One of the teams I work in recently discovered that we weren’t paginating through the REST API results we receive in one part of our application. We added that in, but the Java library we use for constructing the URL (including query string params) had an “override” method as well as an “append” method for query string params. The diff for the change looked something like this and no engineers spot the problem during code review:
URLBuilder.new() .path("/rest/api/2/filters") + .addQueryParam("startAt", startAt) .putQueryParams(Map.of("ids", filterIds))
Subsequently we only fetched page 1 everytime we wanted to fetch the next page in the result set. The code change author forgot to add new unit tests because the pagination logic in general had good unit test coverage. The integration tests didn’t fail because the data set used for them only contained 1 page of results.
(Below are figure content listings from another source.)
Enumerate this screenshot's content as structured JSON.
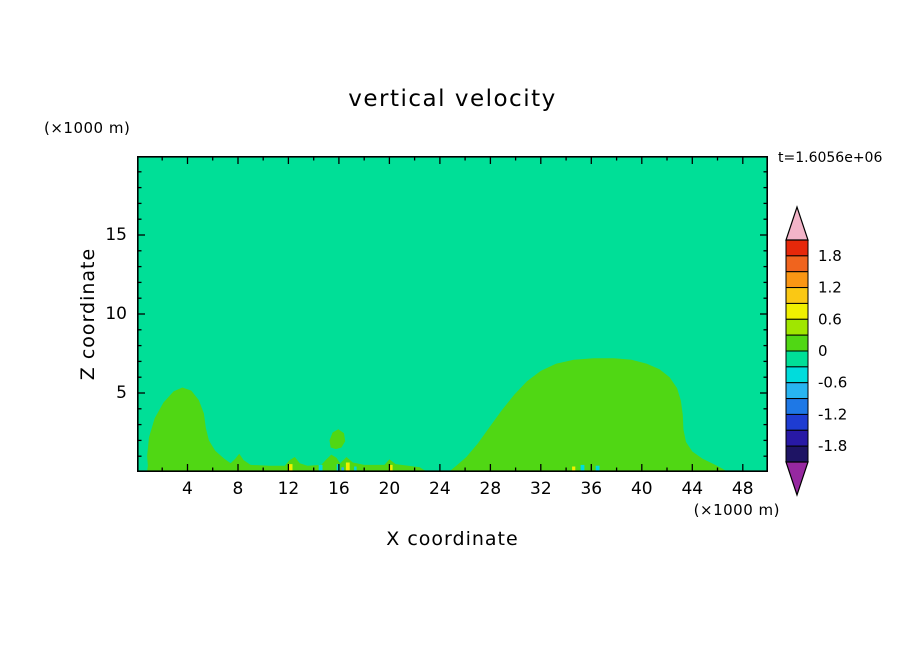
{
  "chart": {
    "title": "vertical velocity",
    "timestamp": "t=1.6056e+06"
  },
  "axes": {
    "x_label": "X coordinate",
    "x_unit": "(×1000 m)",
    "y_label": "Z coordinate",
    "y_unit": "(×1000 m)",
    "x_range": [
      0,
      50
    ],
    "y_range": [
      0,
      20
    ],
    "x_ticks": [
      4,
      8,
      12,
      16,
      20,
      24,
      28,
      32,
      36,
      40,
      44,
      48
    ],
    "x_minor_step": 2,
    "y_ticks": [
      5,
      10,
      15
    ],
    "y_minor_step": 1
  },
  "colorbar": {
    "labels": [
      "1.8",
      "1.2",
      "0.6",
      "0",
      "-0.6",
      "-1.2",
      "-1.8"
    ],
    "level_step": 0.3,
    "levels_top_to_bottom": [
      2.1,
      1.8,
      1.5,
      1.2,
      0.9,
      0.6,
      0.3,
      0,
      -0.3,
      -0.6,
      -0.9,
      -1.2,
      -1.5,
      -1.8,
      -2.1
    ],
    "band_colors_top_to_bottom": [
      "#E6280A",
      "#F0641E",
      "#FA9614",
      "#FAC814",
      "#F0F000",
      "#A0E600",
      "#50D714",
      "#00DF97",
      "#00DCDC",
      "#28B4F0",
      "#1E78E6",
      "#1E3CD2",
      "#2819A5",
      "#1E1464"
    ],
    "cap_top_color": "#F2B4C8",
    "cap_bottom_color": "#9628A0"
  },
  "chart_data": {
    "type": "heatmap",
    "subtype": "filled-contour",
    "title": "vertical velocity",
    "xlabel": "X coordinate (×1000 m)",
    "ylabel": "Z coordinate (×1000 m)",
    "x_range": [
      0,
      50
    ],
    "y_range": [
      0,
      20
    ],
    "contour_interval": 0.3,
    "background_level": [
      -0.3,
      0
    ],
    "background_color": "#00DF97",
    "regions": [
      {
        "name": "left-updraft-dome",
        "level": [
          0,
          0.3
        ],
        "color": "#50D714",
        "points": [
          [
            0.9,
            0.0
          ],
          [
            0.8,
            1.0
          ],
          [
            0.95,
            2.2
          ],
          [
            1.4,
            3.4
          ],
          [
            2.1,
            4.4
          ],
          [
            2.9,
            5.1
          ],
          [
            3.6,
            5.35
          ],
          [
            4.3,
            5.15
          ],
          [
            4.9,
            4.55
          ],
          [
            5.3,
            3.7
          ],
          [
            5.45,
            2.8
          ],
          [
            5.7,
            2.0
          ],
          [
            6.2,
            1.35
          ],
          [
            6.9,
            0.85
          ],
          [
            7.7,
            0.4
          ],
          [
            8.3,
            0.0
          ]
        ]
      },
      {
        "name": "ground-strip",
        "level": [
          0,
          0.3
        ],
        "color": "#50D714",
        "points": [
          [
            0.8,
            0.0
          ],
          [
            0.85,
            0.35
          ],
          [
            3.0,
            0.4
          ],
          [
            5.0,
            0.35
          ],
          [
            7.2,
            0.4
          ],
          [
            7.8,
            0.85
          ],
          [
            8.1,
            1.15
          ],
          [
            8.45,
            0.75
          ],
          [
            9.0,
            0.45
          ],
          [
            10.5,
            0.4
          ],
          [
            11.7,
            0.4
          ],
          [
            12.1,
            0.75
          ],
          [
            12.5,
            0.95
          ],
          [
            12.9,
            0.55
          ],
          [
            13.5,
            0.4
          ],
          [
            14.6,
            0.45
          ],
          [
            15.0,
            0.8
          ],
          [
            15.4,
            1.1
          ],
          [
            15.8,
            0.9
          ],
          [
            16.1,
            0.55
          ],
          [
            16.6,
            0.95
          ],
          [
            17.1,
            0.6
          ],
          [
            18.0,
            0.45
          ],
          [
            19.6,
            0.45
          ],
          [
            20.0,
            0.8
          ],
          [
            20.5,
            0.5
          ],
          [
            21.5,
            0.4
          ],
          [
            22.4,
            0.3
          ],
          [
            23.0,
            0.0
          ]
        ]
      },
      {
        "name": "small-detached-blob",
        "level": [
          0,
          0.3
        ],
        "color": "#50D714",
        "points": [
          [
            15.35,
            1.55
          ],
          [
            15.25,
            2.0
          ],
          [
            15.5,
            2.5
          ],
          [
            15.95,
            2.7
          ],
          [
            16.4,
            2.45
          ],
          [
            16.5,
            1.95
          ],
          [
            16.2,
            1.55
          ],
          [
            15.75,
            1.45
          ]
        ]
      },
      {
        "name": "right-updraft-dome",
        "level": [
          0,
          0.3
        ],
        "color": "#50D714",
        "points": [
          [
            24.7,
            0.0
          ],
          [
            25.3,
            0.4
          ],
          [
            26.1,
            0.95
          ],
          [
            27.0,
            1.8
          ],
          [
            27.9,
            2.8
          ],
          [
            28.9,
            3.9
          ],
          [
            29.9,
            4.9
          ],
          [
            30.9,
            5.75
          ],
          [
            32.0,
            6.4
          ],
          [
            33.2,
            6.85
          ],
          [
            34.6,
            7.1
          ],
          [
            36.2,
            7.2
          ],
          [
            37.8,
            7.2
          ],
          [
            39.2,
            7.1
          ],
          [
            40.4,
            6.85
          ],
          [
            41.4,
            6.5
          ],
          [
            42.2,
            6.0
          ],
          [
            42.8,
            5.3
          ],
          [
            43.1,
            4.5
          ],
          [
            43.25,
            3.6
          ],
          [
            43.3,
            2.7
          ],
          [
            43.5,
            1.9
          ],
          [
            44.0,
            1.3
          ],
          [
            44.8,
            0.85
          ],
          [
            45.7,
            0.5
          ],
          [
            46.4,
            0.2
          ],
          [
            46.8,
            0.0
          ]
        ]
      }
    ],
    "specks": [
      {
        "x": 12.15,
        "w": 0.35,
        "h": 0.5,
        "color": "#F0F000"
      },
      {
        "x": 14.55,
        "w": 0.3,
        "h": 0.45,
        "color": "#00DCDC"
      },
      {
        "x": 15.95,
        "w": 0.25,
        "h": 0.5,
        "color": "#00DCDC"
      },
      {
        "x": 16.3,
        "w": 0.2,
        "h": 0.3,
        "color": "#28B4F0"
      },
      {
        "x": 16.7,
        "w": 0.3,
        "h": 0.6,
        "color": "#F0F000"
      },
      {
        "x": 17.3,
        "w": 0.2,
        "h": 0.35,
        "color": "#00DCDC"
      },
      {
        "x": 20.1,
        "w": 0.3,
        "h": 0.45,
        "color": "#F0F000"
      },
      {
        "x": 34.6,
        "w": 0.25,
        "h": 0.35,
        "color": "#F0F000"
      },
      {
        "x": 35.3,
        "w": 0.3,
        "h": 0.45,
        "color": "#00DCDC"
      },
      {
        "x": 36.5,
        "w": 0.3,
        "h": 0.4,
        "color": "#00DCDC"
      }
    ]
  }
}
On deployment to production our services fell into an infinite loop and started running out of memory and maxing out the CPU. Thankfully for one of the relevant services this caused the deployment itself to fail and rollback, but for another service with the same logic but a different traffic pattern we didn’t see the effects of the change until later and had to manually rollback.
The second, related, bug was caused by our implementation of what to do during pagination if we receive a non-200 HTTP response code, for example a 429 Too Many Requests. Graceful recovery from intermittent failures like this is par for the course in this codebase, so our implementation just treated that scenario as “no data” instead of throwing an exception. We’re likely to have some data we can process from the requests for the previous pages so let’s do the best we can with that rather than throw away all the data we’ve obtained. What could go wrong?
It turns out that this particular REST API is considered the authoritative source of truth. If some particular result is missing from the response we delete corresponding data from elsewhere to match the fact that it doesn’t exist anymore. At a best guess an unrelated deployment causes a spike in the number of 429s we receive for at least one customer. Rate limiting is implemented per-customer and not per-REST API endpoint. We diligently start deleting the customer’s data as it’s not in the result set from that API. A freaked out customer raises a support ticket telling us their data is going missing. We shortly find the problem, implement a fix and try to deploy it but the service won’t startup because of a whole set of entirely unrelated changes that now require new service configuration that is missing because the engineers didn’t realise the two services shared that area of code. Check our backlog for the tickets that identify the work required to split the code further or rewrite that part of the codebase completely. Once that’s resolved, the build pipelines fail on some flakey test that requires investigation to ensure it really is flakey and not an actual problem, and then a 3 day public holiday weekend starts.
Dear valued customer, please wait until Tuesday for us to stop deleting your valued data at which point we’ll see if we can recover what is lost.